행렬의 adjoint는 원 행렬의 켤레 전치로 정의되었다. 유사하게 선형 변환의 adjoint를 정의하려고 한다. 어떤 선형 변환 $T$에 대해 $([T]_{\beta}^{\gamma})^* = [U]_{\gamma}^{\beta}$를 만족하는 선형 변환 $U$를 찾고, 그 $U$를 $T$의 adjoint라고 정의하는 것이 자연스러울 것이다.
Adjoint of Linear Transformation
Definition 1. Let $T \in \mathcal{L}(V, W)$ where $V$ and $W$ are finite-dimensional inner product space with inner products $\langle \cdot, \cdot \rangle _1$ and $\langle \cdot, \cdot \rangle _2$, respectively. A function $T^*: W \longrightarrow V$ is called an adjoint of $T$ if $\langle T(x), y \rangle _2 = \langle x, T^*(y) \rangle _1, \forall x \in V, \forall y \in W$.
Theorem 1
Theorem 1. Let $\mathsf{g} \in V^*$ where $V$ is a finite-dimensional inner product space over $F$. Then $! \exists \, y \in V$ such that $\mathsf{g}(x) = \langle x, y\rangle, \forall x \in V$.

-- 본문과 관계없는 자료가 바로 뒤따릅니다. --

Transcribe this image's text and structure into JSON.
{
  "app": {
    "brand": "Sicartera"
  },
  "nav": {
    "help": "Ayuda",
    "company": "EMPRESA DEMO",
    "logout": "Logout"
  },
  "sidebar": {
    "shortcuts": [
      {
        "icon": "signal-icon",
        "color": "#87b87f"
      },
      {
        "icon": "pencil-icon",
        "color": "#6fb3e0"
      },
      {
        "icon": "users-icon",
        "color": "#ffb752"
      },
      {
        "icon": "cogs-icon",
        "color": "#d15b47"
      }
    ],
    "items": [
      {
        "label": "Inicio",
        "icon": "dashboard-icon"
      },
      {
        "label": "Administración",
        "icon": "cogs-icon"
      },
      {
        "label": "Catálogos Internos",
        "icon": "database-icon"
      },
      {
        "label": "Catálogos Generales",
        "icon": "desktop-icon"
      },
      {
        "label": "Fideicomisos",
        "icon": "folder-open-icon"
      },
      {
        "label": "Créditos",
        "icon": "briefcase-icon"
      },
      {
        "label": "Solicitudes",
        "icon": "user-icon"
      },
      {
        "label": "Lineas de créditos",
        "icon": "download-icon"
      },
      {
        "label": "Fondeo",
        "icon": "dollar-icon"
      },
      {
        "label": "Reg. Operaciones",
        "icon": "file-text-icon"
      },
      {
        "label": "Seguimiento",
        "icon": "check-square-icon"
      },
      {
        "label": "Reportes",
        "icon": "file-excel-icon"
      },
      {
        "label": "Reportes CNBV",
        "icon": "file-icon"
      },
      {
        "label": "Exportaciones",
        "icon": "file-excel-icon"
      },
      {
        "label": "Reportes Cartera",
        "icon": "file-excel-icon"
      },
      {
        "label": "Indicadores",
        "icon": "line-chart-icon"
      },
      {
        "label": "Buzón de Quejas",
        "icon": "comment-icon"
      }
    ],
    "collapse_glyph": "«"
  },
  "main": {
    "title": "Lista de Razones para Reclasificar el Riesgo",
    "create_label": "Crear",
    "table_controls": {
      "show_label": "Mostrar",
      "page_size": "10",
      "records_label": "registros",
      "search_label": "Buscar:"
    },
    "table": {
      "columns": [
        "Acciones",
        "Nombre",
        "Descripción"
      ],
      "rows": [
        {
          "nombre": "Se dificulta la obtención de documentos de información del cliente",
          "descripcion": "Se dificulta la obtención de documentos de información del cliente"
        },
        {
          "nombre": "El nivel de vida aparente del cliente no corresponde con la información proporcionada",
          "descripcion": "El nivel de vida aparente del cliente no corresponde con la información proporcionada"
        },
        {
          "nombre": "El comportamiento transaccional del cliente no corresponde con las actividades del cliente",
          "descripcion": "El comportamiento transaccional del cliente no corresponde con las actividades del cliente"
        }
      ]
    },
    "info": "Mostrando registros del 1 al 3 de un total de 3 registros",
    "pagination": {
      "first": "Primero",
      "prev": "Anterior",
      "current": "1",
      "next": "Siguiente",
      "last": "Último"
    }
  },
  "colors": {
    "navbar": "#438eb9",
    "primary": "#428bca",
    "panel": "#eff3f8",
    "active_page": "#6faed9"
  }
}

Proof. Let $\beta = \{v_1, ..., v_n\}$ be an orthonormal basis for $V$. Then define $$y = \sum_{i=1}^n \overline{g(v_i)} v_i.$$ Then we have $$x = \sum_{i=1}^n \langle x, v_i \rangle v_i$$ and $$\mathsf{g}(x) = \mathsf{g}(\sum_{i=1}^n \langle x, v_i \rangle v_i) = \sum_{i=1}^n \langle x, v_i \rangle \mathsf{g}(v_i) \\ = \langle x, \sum_{i=1}^n \overline{\mathsf{g}(v_i)} v_i \rangle = \langle x, y\rangle.$$ If $\mathsf{g}(x) = \langle x, z\rangle, \forall x \in V$, for some $z \in V$, then $\mathsf{g}(x) = \langle x, z \rangle = \langle x, y\rangle, \forall x \in V$. Thus $z = y$. $\blacksquare$
Theorem 2
Theorem 2. Let $T \in \mathcal{L}(V, W)$ where $V$ and $W$ are finite-dimensional inner product space with inner products $\langle \cdot, \cdot \rangle _1$ and $\langle \cdot, \cdot \rangle _2$, respectively. Then there exists a unique adjoint $T^*$ of $T$, and $T \in \mathcal{L}(W, V)$.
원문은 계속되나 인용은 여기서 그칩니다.